La fumée efface toute chose de ma vision. Elle m’étouffe mais je vis encore, comme si j’étais immortelle, finalement. Je cherche Merlot. Sans elle, je ne suis rien. Je ne mérite pas de vivre. Je l’aperçois prendre la fuite, poursuivie par des hommes et des femmes, sous une pluie d’insultes que je ne comprends guère.
Maman est soudainement là. Sa présence est incommensurable, dominante et terrifiante. Elle se met à crier des paroles inaudibles. Je reste là. Je continue de chercher frénétiquement Merlot. Où est-elle ? Que fait-elle ? Elle m’attend, non ? Je cligne des yeux ; me revoilà dans la bâtisse de mon enfance mais Merlot n’est pas là. Plus là. La fumée est toujours là. Maman, non. Le feu gagne du terrain. Je m’assois au milieu des flammes.

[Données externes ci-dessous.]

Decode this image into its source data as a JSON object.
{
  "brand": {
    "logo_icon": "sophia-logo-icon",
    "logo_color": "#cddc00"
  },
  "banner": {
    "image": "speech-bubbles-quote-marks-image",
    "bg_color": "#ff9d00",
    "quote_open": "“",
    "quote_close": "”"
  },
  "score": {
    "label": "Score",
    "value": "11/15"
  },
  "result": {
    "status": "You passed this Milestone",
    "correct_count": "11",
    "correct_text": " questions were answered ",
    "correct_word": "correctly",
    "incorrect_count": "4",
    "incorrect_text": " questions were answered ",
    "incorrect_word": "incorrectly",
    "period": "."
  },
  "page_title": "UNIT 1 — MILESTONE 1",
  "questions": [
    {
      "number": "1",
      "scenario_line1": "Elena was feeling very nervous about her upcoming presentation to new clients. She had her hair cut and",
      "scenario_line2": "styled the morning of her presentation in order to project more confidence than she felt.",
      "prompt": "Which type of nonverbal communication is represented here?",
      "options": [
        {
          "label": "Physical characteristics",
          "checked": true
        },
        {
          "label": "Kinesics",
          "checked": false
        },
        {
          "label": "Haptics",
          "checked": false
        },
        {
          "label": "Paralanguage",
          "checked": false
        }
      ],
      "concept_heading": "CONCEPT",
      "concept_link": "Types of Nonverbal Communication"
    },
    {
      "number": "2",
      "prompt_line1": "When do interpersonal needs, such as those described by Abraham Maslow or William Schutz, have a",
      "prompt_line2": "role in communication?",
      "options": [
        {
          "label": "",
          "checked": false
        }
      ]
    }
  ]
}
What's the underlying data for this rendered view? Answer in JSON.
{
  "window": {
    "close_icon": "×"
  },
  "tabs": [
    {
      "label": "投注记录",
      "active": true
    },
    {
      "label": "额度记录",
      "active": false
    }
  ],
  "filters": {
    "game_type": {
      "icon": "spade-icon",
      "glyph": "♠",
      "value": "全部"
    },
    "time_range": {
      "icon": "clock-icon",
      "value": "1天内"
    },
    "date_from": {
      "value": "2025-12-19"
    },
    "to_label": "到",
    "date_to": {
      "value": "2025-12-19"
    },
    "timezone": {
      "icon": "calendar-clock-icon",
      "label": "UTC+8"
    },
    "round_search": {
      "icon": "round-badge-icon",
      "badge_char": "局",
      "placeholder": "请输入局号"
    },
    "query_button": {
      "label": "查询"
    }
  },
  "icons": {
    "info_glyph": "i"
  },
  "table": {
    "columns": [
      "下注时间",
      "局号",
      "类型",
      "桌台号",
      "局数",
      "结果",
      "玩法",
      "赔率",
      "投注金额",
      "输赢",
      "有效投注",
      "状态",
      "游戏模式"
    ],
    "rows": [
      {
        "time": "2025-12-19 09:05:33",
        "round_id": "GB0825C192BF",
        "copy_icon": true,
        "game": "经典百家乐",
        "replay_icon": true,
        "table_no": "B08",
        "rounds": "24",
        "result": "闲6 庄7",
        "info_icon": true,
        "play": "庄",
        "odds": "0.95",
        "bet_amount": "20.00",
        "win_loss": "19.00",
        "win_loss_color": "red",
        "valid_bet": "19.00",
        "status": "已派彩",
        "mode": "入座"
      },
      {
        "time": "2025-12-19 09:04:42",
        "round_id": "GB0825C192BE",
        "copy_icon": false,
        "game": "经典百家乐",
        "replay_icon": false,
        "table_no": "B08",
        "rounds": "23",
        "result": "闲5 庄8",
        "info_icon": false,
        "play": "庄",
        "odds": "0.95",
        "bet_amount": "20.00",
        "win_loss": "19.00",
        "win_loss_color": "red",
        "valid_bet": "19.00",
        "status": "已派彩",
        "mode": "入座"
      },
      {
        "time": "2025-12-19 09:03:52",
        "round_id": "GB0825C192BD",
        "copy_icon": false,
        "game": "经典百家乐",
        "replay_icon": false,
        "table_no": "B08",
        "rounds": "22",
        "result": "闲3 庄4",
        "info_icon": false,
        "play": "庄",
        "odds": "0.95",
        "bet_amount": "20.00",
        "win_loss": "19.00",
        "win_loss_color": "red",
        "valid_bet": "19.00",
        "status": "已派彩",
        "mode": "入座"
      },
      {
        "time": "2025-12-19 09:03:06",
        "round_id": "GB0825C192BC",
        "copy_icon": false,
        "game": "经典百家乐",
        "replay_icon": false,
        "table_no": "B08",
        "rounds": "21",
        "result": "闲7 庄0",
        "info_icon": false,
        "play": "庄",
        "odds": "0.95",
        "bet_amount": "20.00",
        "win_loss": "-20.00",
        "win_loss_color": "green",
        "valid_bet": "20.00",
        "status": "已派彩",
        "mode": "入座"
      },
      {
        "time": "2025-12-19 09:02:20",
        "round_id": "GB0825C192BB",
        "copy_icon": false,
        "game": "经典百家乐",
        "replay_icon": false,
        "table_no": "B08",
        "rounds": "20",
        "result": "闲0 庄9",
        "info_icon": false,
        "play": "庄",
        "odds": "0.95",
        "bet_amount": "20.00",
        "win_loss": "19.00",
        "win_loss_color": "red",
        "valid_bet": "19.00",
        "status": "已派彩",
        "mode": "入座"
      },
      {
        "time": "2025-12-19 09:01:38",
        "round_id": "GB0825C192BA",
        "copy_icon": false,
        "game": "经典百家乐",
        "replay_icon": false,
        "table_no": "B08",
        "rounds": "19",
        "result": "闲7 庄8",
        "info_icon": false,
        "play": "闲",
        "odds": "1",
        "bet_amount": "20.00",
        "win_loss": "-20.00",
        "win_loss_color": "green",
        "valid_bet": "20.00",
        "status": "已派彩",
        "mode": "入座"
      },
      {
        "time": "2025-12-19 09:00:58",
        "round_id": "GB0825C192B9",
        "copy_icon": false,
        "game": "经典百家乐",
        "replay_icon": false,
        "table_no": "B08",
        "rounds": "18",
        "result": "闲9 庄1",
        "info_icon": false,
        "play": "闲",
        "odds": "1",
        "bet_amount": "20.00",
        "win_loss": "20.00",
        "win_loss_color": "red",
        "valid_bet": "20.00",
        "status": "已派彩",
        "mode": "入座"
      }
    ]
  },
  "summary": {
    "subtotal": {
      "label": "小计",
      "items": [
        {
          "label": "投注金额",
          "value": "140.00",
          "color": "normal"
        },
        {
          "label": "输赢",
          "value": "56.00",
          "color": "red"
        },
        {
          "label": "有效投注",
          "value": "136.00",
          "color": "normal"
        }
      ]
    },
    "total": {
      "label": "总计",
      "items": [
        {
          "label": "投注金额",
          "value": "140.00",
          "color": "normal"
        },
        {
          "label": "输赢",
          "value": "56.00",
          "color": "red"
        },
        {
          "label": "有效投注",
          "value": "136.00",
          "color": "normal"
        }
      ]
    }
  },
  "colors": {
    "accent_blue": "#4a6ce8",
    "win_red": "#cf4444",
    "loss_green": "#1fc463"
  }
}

Sans Merlot, je ne suis rien. Mon existence est nulle.
Quelqu’un crie. Je n’écoute pas mais j’entends quant même. Patiente X, chambre 46, Mausolée de la Vanne. Ma tête s’éclaircit, et enfin je réalise là où je suis.
Merlot n’est pas là. Moi non plus.
Mon corps… Lui est suspendu au plafond.
Je suis une ombre. Une âme perdue dans le bas astral. Un fantôme délaissé. Il pleut, dehors, comme toujours. Des chats, des chiens, des seaux.